My host dad, Alexis, is a principal for an elementary school.  This elementary school also hosts a Protestant mass on Sundays, and holds my dad’s three cows and multiple rabbits.  Typically, it takes about an hour to walk from his house to the school.  Every day, he walks one hour up and down various hills to go to school, and then walks one hour back to home.  This doesn’t include walks into town or to the markets.  I estimated that Alexis walks at least seven miles per day.  Furthermore, Alexis’s daughters walk almost daily to the school to milk the cows, and return to the house holding two five-gallon containers of milk for the entire walk back.  Impressive.
Alexis has a wife, Soranje, who takes care of the children and house.  Together they have three boys (Marcel, Billy and Viki) and three girls (Esperanz, Reyez, and Bela).  Six children is a lot in post-genocide Rwanda, but not an unusual number of children. 

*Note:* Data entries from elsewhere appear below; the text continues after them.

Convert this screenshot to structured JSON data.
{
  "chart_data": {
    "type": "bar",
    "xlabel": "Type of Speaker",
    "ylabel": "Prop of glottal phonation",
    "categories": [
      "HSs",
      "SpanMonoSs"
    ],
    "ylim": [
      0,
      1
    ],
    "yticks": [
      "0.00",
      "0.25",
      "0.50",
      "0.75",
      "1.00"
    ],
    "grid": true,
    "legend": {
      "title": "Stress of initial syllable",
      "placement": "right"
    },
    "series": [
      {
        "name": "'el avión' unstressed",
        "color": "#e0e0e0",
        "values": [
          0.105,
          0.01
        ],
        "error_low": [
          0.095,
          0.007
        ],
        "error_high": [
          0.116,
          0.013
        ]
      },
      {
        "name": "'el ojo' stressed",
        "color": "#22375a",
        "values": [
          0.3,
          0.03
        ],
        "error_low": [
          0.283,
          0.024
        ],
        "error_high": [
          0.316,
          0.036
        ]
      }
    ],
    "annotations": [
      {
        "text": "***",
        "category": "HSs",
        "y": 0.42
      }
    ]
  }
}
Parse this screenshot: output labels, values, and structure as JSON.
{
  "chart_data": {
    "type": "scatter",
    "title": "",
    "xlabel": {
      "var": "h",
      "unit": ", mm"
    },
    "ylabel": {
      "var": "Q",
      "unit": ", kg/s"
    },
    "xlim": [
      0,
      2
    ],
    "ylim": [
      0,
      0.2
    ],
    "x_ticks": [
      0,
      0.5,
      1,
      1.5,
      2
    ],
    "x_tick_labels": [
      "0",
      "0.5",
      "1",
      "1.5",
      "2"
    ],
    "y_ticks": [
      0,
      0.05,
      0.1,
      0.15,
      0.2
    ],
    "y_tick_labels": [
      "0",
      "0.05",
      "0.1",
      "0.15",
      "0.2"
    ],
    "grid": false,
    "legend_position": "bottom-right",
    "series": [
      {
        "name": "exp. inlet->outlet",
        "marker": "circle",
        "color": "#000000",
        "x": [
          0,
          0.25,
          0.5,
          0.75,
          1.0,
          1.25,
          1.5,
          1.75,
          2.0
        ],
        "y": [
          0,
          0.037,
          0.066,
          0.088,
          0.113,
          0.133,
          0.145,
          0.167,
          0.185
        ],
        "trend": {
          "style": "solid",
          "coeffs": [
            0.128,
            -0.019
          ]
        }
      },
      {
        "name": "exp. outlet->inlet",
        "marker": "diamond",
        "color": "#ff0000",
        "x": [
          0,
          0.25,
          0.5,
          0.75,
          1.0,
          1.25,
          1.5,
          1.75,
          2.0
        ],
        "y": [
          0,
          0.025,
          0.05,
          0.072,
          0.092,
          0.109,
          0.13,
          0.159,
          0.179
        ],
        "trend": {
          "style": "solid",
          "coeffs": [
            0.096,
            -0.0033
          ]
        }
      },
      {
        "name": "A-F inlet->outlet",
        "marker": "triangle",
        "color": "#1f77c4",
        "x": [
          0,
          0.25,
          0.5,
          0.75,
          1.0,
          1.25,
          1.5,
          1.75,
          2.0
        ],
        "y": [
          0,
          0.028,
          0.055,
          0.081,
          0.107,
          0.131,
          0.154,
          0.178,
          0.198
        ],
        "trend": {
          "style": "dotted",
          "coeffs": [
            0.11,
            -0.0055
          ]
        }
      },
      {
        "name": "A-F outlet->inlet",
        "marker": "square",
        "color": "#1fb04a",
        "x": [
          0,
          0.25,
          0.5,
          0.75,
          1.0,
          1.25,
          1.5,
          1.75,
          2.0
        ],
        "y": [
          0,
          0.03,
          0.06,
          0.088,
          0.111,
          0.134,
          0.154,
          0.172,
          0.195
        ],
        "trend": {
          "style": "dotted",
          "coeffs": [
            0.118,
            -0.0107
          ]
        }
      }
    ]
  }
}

The two pictures are of me with Soranje and Alexis at a wedding, and me with Alexis and his cows at his school.  I milked the cows rather unsuccessfully, but it was a great time.  Enjoy.

1 comment:

  1. Impressive that his daughters carry two five- gallon jugs of milk an hour back to their house. If we could only get Indiana folk to get off their butts to simly walk a mile the world would be a much better place as well as easier on the eyes!